CORONARY ARTERY DISEASE
SMART CHOICE

Rationale
- To define the optimal strategy for long-term antiplatelet maintenance in those who have previously underwent percutaneous coronary intervention (PCI), comparing the efficacy and safety of aspirin and clopidogrel.
Publication date
- Hong Choi et al. Efficacy and safety of clopidogrel versus aspirin monotherapy in patients at high risk of subsequent cardiovascular events after percutaneous coronary intervention (SMART-CHOICE 3): a randomised, open-label, multicentre trial. Lancet 2025;405:1252-1263
- Registered at gov(NCT04418479)
Study Design
Trial information
- Prospective, investigator-initiated, multicentre, prospective, randomised open-label trial comparing clopidogrel and aspirin monotherapy in 26 sites in South Korea.

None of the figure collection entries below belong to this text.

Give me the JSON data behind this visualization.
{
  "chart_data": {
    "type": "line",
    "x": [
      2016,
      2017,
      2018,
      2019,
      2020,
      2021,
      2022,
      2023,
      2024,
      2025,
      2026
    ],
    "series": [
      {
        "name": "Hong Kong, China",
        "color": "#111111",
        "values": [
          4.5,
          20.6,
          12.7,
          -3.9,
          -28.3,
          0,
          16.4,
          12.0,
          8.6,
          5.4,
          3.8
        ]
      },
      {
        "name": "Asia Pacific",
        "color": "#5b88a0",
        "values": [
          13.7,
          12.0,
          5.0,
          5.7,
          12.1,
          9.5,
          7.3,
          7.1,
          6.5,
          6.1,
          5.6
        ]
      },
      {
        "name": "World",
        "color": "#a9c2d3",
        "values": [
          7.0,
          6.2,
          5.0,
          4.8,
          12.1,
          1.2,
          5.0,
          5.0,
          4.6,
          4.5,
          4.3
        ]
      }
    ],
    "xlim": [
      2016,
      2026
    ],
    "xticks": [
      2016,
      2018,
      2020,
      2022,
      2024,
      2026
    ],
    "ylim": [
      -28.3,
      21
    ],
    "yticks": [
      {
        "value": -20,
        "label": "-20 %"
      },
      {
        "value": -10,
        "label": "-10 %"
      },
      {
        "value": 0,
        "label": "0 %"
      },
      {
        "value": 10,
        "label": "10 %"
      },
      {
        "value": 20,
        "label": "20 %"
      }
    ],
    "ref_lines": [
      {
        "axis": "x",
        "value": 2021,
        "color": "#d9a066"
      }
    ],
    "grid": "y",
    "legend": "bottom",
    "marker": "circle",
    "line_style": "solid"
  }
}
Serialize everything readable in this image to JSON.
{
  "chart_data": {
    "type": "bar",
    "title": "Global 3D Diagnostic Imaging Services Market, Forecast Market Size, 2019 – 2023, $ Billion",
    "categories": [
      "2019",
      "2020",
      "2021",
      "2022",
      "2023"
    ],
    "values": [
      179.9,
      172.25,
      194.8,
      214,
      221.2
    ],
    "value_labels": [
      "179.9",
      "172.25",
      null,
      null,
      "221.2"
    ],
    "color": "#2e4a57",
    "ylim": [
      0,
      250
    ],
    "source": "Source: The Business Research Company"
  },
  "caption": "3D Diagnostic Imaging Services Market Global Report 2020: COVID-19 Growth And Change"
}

- 5,506 patients randomly allocated to clopidogrel or aspirin monotherapy
- Median time between PCI and randomisation was 17.5 months (IQR 12.6-36.1)
- Median follow up 2.3 years (IQR 1.6-3.0)
Inclusion criteria
- 19 years or older
- Successful PCI with drug eluting stent
- Standard duration DAPT (≥12 months for MI and ≥6 months for any other PCI)
- No cardiovascular events after PCI
At least one complex coronary lesion:
-True bifurcation lesion (>2.5mm)
-Chronic total occlusion
-Unprotected left main disease
-Long lesion >38mm
-Multivessel PCI
-Multiple stents
-In-stent restenosis
-Severely calcified lesions
-Ostial lesions of major epicardial artery
Or
-At high risk of recurrent ischaemic event
-Previous MI
-Medication treated diabetes
Selected exclusion criteria
-Long-term treatment with oral anticoagulants
-Use of DAPT for any other indication than coronary disease
-Use of single antiplatelet at screening
-Contraindication to aspirin or clopidogrel
Primary outcome
- Cumulative incidence of death from any cause, myocardial infarction or stroke
Results
- Primary outcome: 4.4% (clopidogrel) vs 6.6% (aspirin) [hazard ratio 0.71, 95% CI 0.54 – 0.93, P=0.013].
- Death occurred in 2.4% (95% CI 1.6 – 3.1%) in the clopidogrel group and 4.0% (95% CI 2.9 – 5.0%) in the aspirin group (HR 0.71, 95%CI 0.49 – 1.02)
- Myocardial infarction occurred in 1.0% (95% CI 0.6 – 1.4%) in the clopidogrel group and 2.2% (95% CI 1.4 – 2.9%) in the aspirin group (HR 0.54, 95% CI 0.33 – 0.90)
- Stroke occurred in 1.3% (95% CI 0.7 – 2.0%) in the clopidogrel group and 1.3% (0.8 – 1.7%) in the aspirin group (HR 0.79, 95% CI 0.46 – 1.36)
- There was no increase in bleeding, which occurred in 3.0in the clopidogrel group and 3.0% in the aspirin group (HR 0.97, 95% CI 0.67-1.42).
Comments
- There is some uncertainty about the generalisability of this trial. Very few women were recruited (18.2%) and it exclusively recruited Korean participants but no difference in results when stratified by CYP2C19 allele
- Open label design – risk of bias in prescribing of gastroprotective therapies may have minimised bleeding effects
- Event rate was lower than anticipated
- Low rate of patients with high bleeding risk
- Results may not apply to these patients nor those with CKD
- No prespecified antiplatelet strategy in patients who had further PCI or anticoagulant therapy commenced.
- Median DAPT duration was long at 17.5 months prior to randomisation, which may have allowed selection of those patients at high bleeding risk to declare themselves, biasing results.
Conclusions
- In patients at high risk of ischaemic events following PCI, clopidogrel monotherapy was associated with a lower rate of death, myocardial infarction or stroke. The generalisability of these findings is limited to select populations and the results should be considered in the context of other evidence which supports a long term P2Y12 monotherapy strategy.